During the 2008 campaign, Feldman said the “alarming” thing about the rhetoric was that it moved the political opposition from being wrong to being a “mortal threat.”
And that rhetoric, Feldman pointed out, continued after Obama won the presidency. He pointed to frequent Republian references to non-existent “death panels” as an example of language and rhetoric that transforms one’s political opponents from merely being wrong to being a mortal threat to people’s lives.
Clem, the Tea Party activist, says that the rhetoric is not anything new. In the use of gun metaphors, such as the sights on targeted districts from the Palin PAC, it could well be a matter of miscued national language. He points out that gun metaphors have a very different meaning to some one in the upper peninsula than for some one in an urban area.
“Those things have been out there. That by itself isn’t what causes some one to do what was done in Tucson,” Clem said.

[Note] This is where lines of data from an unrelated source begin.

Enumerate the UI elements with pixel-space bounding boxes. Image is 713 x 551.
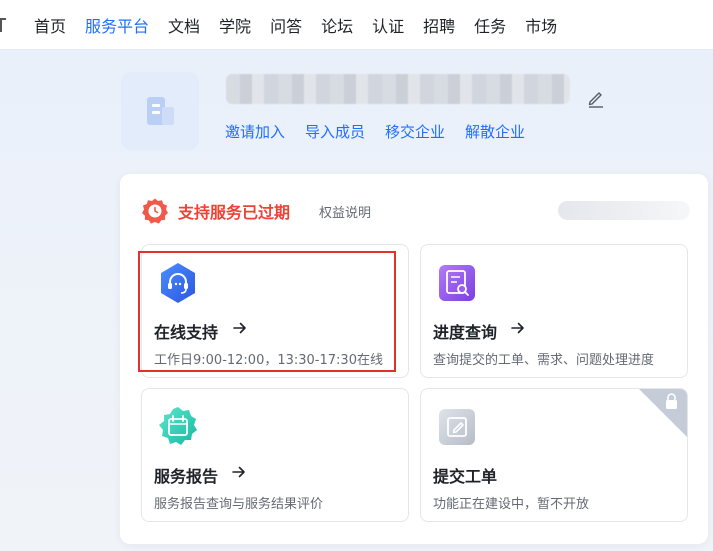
nav-item-qa[interactable]: 问答 bbox=[270, 13, 302, 37]
lock-icon bbox=[639, 389, 687, 437]
tile-title: 提交工单 bbox=[433, 467, 498, 486]
service-expired-title: 支持服务已过期 bbox=[178, 203, 291, 222]
import-members-link[interactable]: 导入成员 bbox=[305, 121, 365, 142]
rights-description-link[interactable]: 权益说明 bbox=[319, 202, 371, 221]
nav-item-academy[interactable]: 学院 bbox=[219, 13, 251, 37]
nav-item-jobs[interactable]: 招聘 bbox=[423, 13, 455, 37]
edit-ticket-icon bbox=[439, 409, 475, 445]
headset-icon bbox=[161, 263, 195, 303]
document-search-icon bbox=[439, 265, 475, 301]
nav-item-home[interactable]: 首页 bbox=[34, 13, 66, 37]
pencil-icon[interactable] bbox=[586, 88, 606, 108]
arrow-right-icon bbox=[511, 322, 524, 334]
org-name-redacted bbox=[226, 74, 570, 104]
arrow-right-icon bbox=[232, 466, 245, 478]
tile-title: 在线支持 bbox=[154, 323, 219, 342]
tile-description: 服务报告查询与服务结果评价 bbox=[154, 497, 324, 512]
tile-title: 进度查询 bbox=[433, 323, 498, 342]
nav-item-certification[interactable]: 认证 bbox=[372, 13, 404, 37]
transfer-org-link[interactable]: 移交企业 bbox=[385, 121, 445, 142]
building-icon bbox=[147, 97, 174, 125]
invite-join-link[interactable]: 邀请加入 bbox=[225, 121, 285, 142]
org-logo bbox=[121, 72, 199, 150]
nav-edge-fragment bbox=[0, 18, 6, 32]
nav-item-tasks[interactable]: 任务 bbox=[474, 13, 506, 37]
tile-description: 工作日9:00-12:00，13:30-17:30在线 bbox=[154, 353, 383, 368]
tile-progress-query[interactable]: 进度查询 查询提交的工单、需求、问题处理进度 bbox=[420, 244, 688, 378]
tile-online-support[interactable]: 在线支持 工作日9:00-12:00，13:30-17:30在线 bbox=[141, 244, 409, 378]
org-actions: 邀请加入 导入成员 移交企业 解散企业 bbox=[225, 121, 545, 142]
nav-item-service-platform[interactable]: 服务平台 bbox=[85, 13, 149, 37]
redacted-pill bbox=[558, 201, 690, 220]
tile-description: 查询提交的工单、需求、问题处理进度 bbox=[433, 353, 655, 368]
nav-item-forum[interactable]: 论坛 bbox=[321, 13, 353, 37]
tile-service-report[interactable]: 服务报告 服务报告查询与服务结果评价 bbox=[141, 388, 409, 522]
top-nav: 首页 服务平台 文档 学院 问答 论坛 认证 招聘 任务 市场 bbox=[0, 0, 713, 50]
tile-description: 功能正在建设中，暂不开放 bbox=[433, 497, 590, 512]
nav-items: 首页 服务平台 文档 学院 问答 论坛 认证 招聘 任务 市场 bbox=[34, 0, 576, 50]
clock-badge-icon bbox=[142, 198, 168, 224]
arrow-right-icon bbox=[233, 322, 246, 334]
tile-submit-ticket[interactable]: 提交工单 功能正在建设中，暂不开放 bbox=[420, 388, 688, 522]
dissolve-org-link[interactable]: 解散企业 bbox=[465, 121, 525, 142]
nav-item-market[interactable]: 市场 bbox=[525, 13, 557, 37]
tile-title: 服务报告 bbox=[154, 467, 219, 486]
nav-item-docs[interactable]: 文档 bbox=[168, 13, 200, 37]
calendar-report-icon bbox=[159, 407, 197, 445]
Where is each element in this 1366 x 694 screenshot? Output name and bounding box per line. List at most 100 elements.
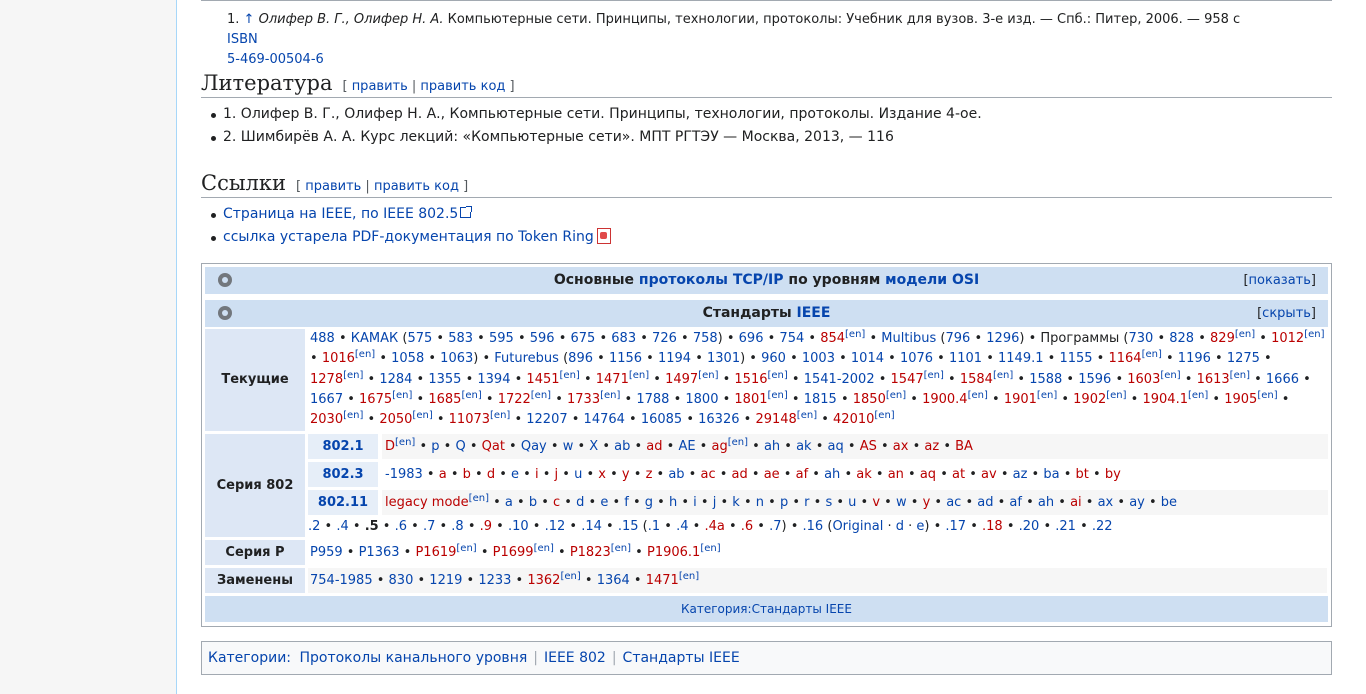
edit-link[interactable]: править: [352, 79, 408, 94]
standard-link[interactable]: P1619: [415, 545, 456, 560]
standard-link[interactable]: 1675: [359, 392, 392, 407]
standard-link[interactable]: ax: [1098, 495, 1114, 510]
standard-link[interactable]: .4a: [704, 519, 724, 534]
standard-link[interactable]: [en]: [412, 410, 432, 421]
edit-code-link[interactable]: править код: [420, 79, 505, 94]
standard-link[interactable]: .15: [618, 519, 639, 534]
standard-link[interactable]: at: [952, 467, 965, 482]
standard-link[interactable]: az: [1013, 467, 1028, 482]
standard-link[interactable]: b: [463, 467, 471, 482]
category-link[interactable]: Протоколы канального уровня: [299, 650, 527, 666]
standard-link[interactable]: 1471: [646, 573, 679, 588]
standard-link[interactable]: 1603: [1127, 372, 1160, 387]
standard-link[interactable]: .17: [945, 519, 966, 534]
standard-link[interactable]: 1541-2002: [804, 372, 875, 387]
standard-link[interactable]: [en]: [560, 571, 580, 582]
standard-link[interactable]: 1278: [310, 372, 343, 387]
standard-link[interactable]: 1063: [440, 351, 473, 366]
standard-link[interactable]: [en]: [343, 410, 363, 421]
standard-link[interactable]: [en]: [490, 410, 510, 421]
standard-link[interactable]: 1904.1: [1142, 392, 1188, 407]
standard-link[interactable]: aq: [920, 467, 936, 482]
standard-link[interactable]: .7: [769, 519, 781, 534]
standard-link[interactable]: 1905: [1224, 392, 1257, 407]
standard-link[interactable]: ak: [856, 467, 872, 482]
standard-link[interactable]: 1164: [1108, 351, 1141, 366]
standard-link[interactable]: [en]: [456, 543, 476, 554]
ieee-link[interactable]: IEEE: [797, 305, 831, 321]
edit-link[interactable]: править: [305, 179, 361, 194]
standard-link[interactable]: d: [576, 495, 584, 510]
standard-link[interactable]: az: [924, 439, 939, 454]
standard-link[interactable]: 1902: [1073, 392, 1106, 407]
link-802-11[interactable]: 802.11: [318, 495, 368, 510]
standard-link[interactable]: [en]: [845, 329, 865, 340]
standard-link[interactable]: [en]: [1235, 329, 1255, 340]
standard-link[interactable]: [en]: [600, 390, 620, 401]
standard-link[interactable]: p: [431, 439, 439, 454]
standard-link[interactable]: 1394: [477, 372, 510, 387]
standard-link[interactable]: 1355: [428, 372, 461, 387]
standard-link[interactable]: 16085: [641, 412, 682, 427]
standard-link[interactable]: 796: [946, 331, 971, 346]
standard-link[interactable]: 1901: [1004, 392, 1037, 407]
standard-link[interactable]: P1906.1: [647, 545, 700, 560]
standard-link[interactable]: ad: [977, 495, 993, 510]
standard-link[interactable]: 754: [779, 331, 804, 346]
standard-link[interactable]: Qay: [521, 439, 547, 454]
standard-link[interactable]: r: [804, 495, 809, 510]
standard-link[interactable]: [en]: [1160, 370, 1180, 381]
osi-link[interactable]: модели OSI: [885, 272, 979, 288]
standard-link[interactable]: 754-1985: [310, 573, 373, 588]
standard-link[interactable]: x: [598, 467, 606, 482]
standard-link[interactable]: 830: [389, 573, 414, 588]
standard-link[interactable]: be: [1161, 495, 1177, 510]
standard-link[interactable]: 1058: [391, 351, 424, 366]
standard-link[interactable]: .2: [308, 519, 320, 534]
standard-link[interactable]: 1016: [322, 351, 355, 366]
standard-link[interactable]: y: [923, 495, 931, 510]
standard-link[interactable]: ba: [1043, 467, 1059, 482]
standard-link[interactable]: P1823: [570, 545, 611, 560]
standard-link[interactable]: bt: [1076, 467, 1089, 482]
standard-link[interactable]: 1219: [429, 573, 462, 588]
standard-link[interactable]: ah: [764, 439, 780, 454]
standard-link[interactable]: n: [756, 495, 764, 510]
standard-link[interactable]: legacy mode: [385, 495, 469, 510]
standard-link[interactable]: a: [439, 467, 447, 482]
toggle-show[interactable]: [показать]: [1243, 267, 1316, 294]
standard-link[interactable]: 1685: [428, 392, 461, 407]
standard-link[interactable]: [en]: [1188, 390, 1208, 401]
standard-link[interactable]: 730: [1129, 331, 1154, 346]
standard-link[interactable]: 11073: [449, 412, 490, 427]
standard-link[interactable]: [en]: [768, 370, 788, 381]
standard-link[interactable]: X: [589, 439, 598, 454]
standard-link[interactable]: 583: [448, 331, 473, 346]
standard-link[interactable]: [en]: [629, 370, 649, 381]
categories-label-link[interactable]: Категории:: [208, 650, 291, 666]
standard-link[interactable]: P1363: [359, 545, 400, 560]
standard-link[interactable]: 1516: [734, 372, 767, 387]
standard-link[interactable]: 1547: [891, 372, 924, 387]
standard-link[interactable]: -1983: [385, 467, 423, 482]
standard-link[interactable]: 1788: [636, 392, 669, 407]
standard-link[interactable]: g: [645, 495, 653, 510]
standard-link[interactable]: 42010: [833, 412, 874, 427]
standard-link[interactable]: ad: [646, 439, 662, 454]
standard-link[interactable]: e: [600, 495, 608, 510]
standard-link[interactable]: 1012: [1271, 331, 1304, 346]
gear-icon[interactable]: [216, 306, 234, 320]
standard-link[interactable]: [en]: [924, 370, 944, 381]
standard-link[interactable]: [en]: [343, 370, 363, 381]
standard-link[interactable]: .22: [1092, 519, 1113, 534]
standard-link[interactable]: 1900.4: [922, 392, 968, 407]
link-802-1[interactable]: 802.1: [322, 439, 363, 454]
standard-link[interactable]: AE: [678, 439, 695, 454]
gear-icon[interactable]: [216, 273, 234, 287]
standard-link[interactable]: k: [732, 495, 740, 510]
standard-link[interactable]: [en]: [395, 437, 415, 448]
standard-link[interactable]: 1815: [804, 392, 837, 407]
standard-link[interactable]: p: [780, 495, 788, 510]
standard-link[interactable]: ac: [700, 467, 715, 482]
standard-link[interactable]: [en]: [728, 437, 748, 448]
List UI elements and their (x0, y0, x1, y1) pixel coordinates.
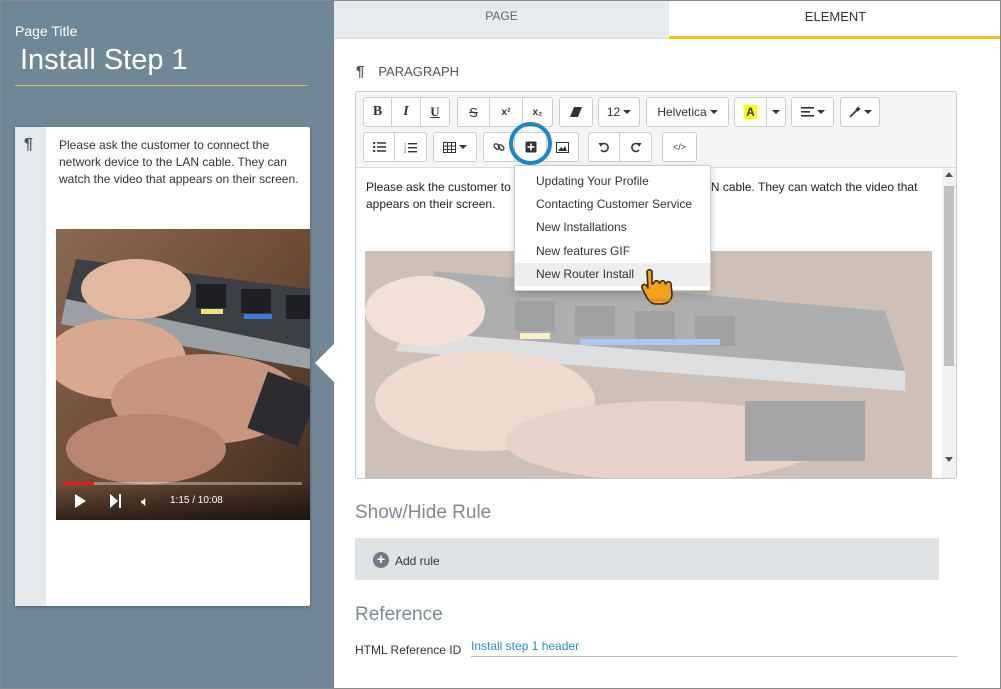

He talked about how his organization monitored the language on signs being brought into various rallies. He said things that could be racist or advocated violence were turned away. He also said that at one point a person showed up at a rally with his handgun on his hip, in plain view. While that is not illegal in Michigan, Clem said organizers asked the person to put his weapon in his car to prevent any misunderstanding about the tea party as being nonviolent as a political movement.
“One of the criteria has to be that people are good people, and not inflammatory,” Clem said. “If you use certain kinds of language you get certain reactions. If you use conciliatory language some people are more likely to listen to you.”
Regardless, Clem says the heated inflammatory language being used in politics are not responsible for the shooting incident in Tucson.
Munem, the GOP operative, agrees with Clem.
“Did that rhetoric somehow prompt this? No way,” says Munem.
Munems says the rhetoric flying around in politics is not anything new.
“I don’t think it’s any different than it ever has been in this nation. I think it’s easier to access,” Munem says of political rhetoric. “There’s always been hot rhetoric in politics.”
“I think there are people who do anything to discredit Sarah Palin,” Munem said. “In hindsight it probably wasn’t wise to use the rifle sights on her target map, but was it OK to target people she disagrees with? Absolutely.”
Other experts note that there are likely many other societal inputs into such behavior. Times of economic uncertainty, for example, tend to make those at the margins of society more vulnerable to messages of fear and more likely to personalize their focus on an enemy as a way of justifying their condition and finding someone to blame for it. That, psychologists say, can also contribute to driving someone like Loughner over the edge.